LED illumination is awesome for epifluorescence. No mechanical shutters, no changing mercury lamps every 200 hours, no hot lamphouses, no worries about letting it cool down before turning the lamp back on, less wasted electricity, immediately ready to use after turning it on, etc.
We have a Lumencor SpectraX on our Nikon TE2000 scope and we love it. It contains multiple LED that are independently triggerable. For high-speed imaging, we bought one new Chroma quad-band dichroic and emission filter set, as well as 4 separate single-band emission filters for our emission filter wheel (although this latter set is not absolutely necessary).
The amazing thing is to be able to run color sequences at the frame rate of the camera (because the SpectraX accepts TTL triggering of each line independently).
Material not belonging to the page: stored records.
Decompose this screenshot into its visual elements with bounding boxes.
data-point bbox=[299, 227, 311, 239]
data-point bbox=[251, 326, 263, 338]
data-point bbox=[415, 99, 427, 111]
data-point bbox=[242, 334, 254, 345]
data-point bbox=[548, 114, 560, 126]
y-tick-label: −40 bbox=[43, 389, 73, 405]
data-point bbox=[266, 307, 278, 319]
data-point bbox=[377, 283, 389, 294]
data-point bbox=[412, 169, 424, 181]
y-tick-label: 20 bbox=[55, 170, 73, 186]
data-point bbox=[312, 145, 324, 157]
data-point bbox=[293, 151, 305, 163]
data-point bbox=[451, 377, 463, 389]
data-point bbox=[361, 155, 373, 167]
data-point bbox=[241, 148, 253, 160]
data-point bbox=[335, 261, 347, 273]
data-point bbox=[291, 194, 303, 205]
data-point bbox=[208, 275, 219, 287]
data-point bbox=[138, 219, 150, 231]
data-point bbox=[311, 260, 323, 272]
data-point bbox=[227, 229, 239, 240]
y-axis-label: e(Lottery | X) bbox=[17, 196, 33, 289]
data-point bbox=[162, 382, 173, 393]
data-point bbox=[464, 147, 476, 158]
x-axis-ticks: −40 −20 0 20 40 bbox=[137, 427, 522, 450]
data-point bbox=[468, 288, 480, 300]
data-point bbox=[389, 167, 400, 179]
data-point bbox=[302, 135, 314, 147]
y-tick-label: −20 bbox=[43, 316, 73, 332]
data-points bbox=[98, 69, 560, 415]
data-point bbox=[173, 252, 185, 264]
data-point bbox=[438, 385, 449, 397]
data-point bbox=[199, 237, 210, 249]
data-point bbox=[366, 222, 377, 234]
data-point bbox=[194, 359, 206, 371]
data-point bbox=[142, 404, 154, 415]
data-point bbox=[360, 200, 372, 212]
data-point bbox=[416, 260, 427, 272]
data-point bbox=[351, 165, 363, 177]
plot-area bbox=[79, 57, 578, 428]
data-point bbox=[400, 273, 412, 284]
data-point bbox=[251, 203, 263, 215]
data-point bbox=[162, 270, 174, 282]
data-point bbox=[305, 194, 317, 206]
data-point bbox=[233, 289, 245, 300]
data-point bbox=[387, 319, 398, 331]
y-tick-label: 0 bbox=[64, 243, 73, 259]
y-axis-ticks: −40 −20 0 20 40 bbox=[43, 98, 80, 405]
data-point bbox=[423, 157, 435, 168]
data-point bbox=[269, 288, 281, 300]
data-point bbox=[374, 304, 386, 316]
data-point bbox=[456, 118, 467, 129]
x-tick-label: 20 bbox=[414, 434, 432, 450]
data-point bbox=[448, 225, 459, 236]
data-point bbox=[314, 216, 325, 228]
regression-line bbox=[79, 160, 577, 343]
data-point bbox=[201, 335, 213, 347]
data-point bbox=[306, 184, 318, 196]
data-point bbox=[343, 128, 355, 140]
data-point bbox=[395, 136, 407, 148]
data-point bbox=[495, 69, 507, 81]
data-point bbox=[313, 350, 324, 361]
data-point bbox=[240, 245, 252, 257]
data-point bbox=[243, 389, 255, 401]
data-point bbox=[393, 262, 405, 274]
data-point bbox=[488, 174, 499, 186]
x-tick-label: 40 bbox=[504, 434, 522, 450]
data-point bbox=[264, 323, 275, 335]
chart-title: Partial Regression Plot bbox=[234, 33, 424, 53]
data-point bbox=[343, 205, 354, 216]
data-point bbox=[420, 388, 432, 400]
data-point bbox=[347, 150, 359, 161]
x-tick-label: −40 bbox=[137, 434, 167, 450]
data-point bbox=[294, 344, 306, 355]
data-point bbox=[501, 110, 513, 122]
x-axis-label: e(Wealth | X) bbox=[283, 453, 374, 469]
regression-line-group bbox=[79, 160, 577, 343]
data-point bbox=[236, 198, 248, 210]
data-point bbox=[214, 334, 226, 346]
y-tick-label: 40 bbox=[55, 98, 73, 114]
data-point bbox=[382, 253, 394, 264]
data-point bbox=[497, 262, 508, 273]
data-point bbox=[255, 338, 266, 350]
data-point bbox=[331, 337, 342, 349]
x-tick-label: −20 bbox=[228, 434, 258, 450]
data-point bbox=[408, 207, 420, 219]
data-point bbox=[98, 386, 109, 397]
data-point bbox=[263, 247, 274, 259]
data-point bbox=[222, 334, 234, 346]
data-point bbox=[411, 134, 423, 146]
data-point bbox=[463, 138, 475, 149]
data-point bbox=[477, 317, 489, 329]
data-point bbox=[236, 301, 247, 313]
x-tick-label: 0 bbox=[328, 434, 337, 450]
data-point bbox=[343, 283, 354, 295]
It is beautiful to see the rainbow of light flashing out of the scope at 20+ frames per second!
We haven’t run into any issues with brightness: the SpectraX is bright enough for all our cell imaging experiments. Typically, we run it at 20% power. That said, I’m aware that the very bright peaks in an arc lamp spectrum (e.g. UV, 435, 546) aren’t there in the LED spectra. So for FRAP or something, you may not be able to bleach as fast.
And, of course, a fancy illuminator like the Spectra X is not cheap. But for run-of-the-mill epi imaging, white-light sources like the Lumencor Sola might be a good option. Another downside is that the fans on the Spectra X are audible, but not annoying. Despite that minor issue and the cost, I highly recommend LED illumination (and the Spectra X, specifically).
I recommend you demo a few LED sources from a few companies (e.g. ScopeLED, Lumencor, Sutter, etc.) and make sure it will fit your needs.
* Make sure your camera supports TTL triggering of an external shutter.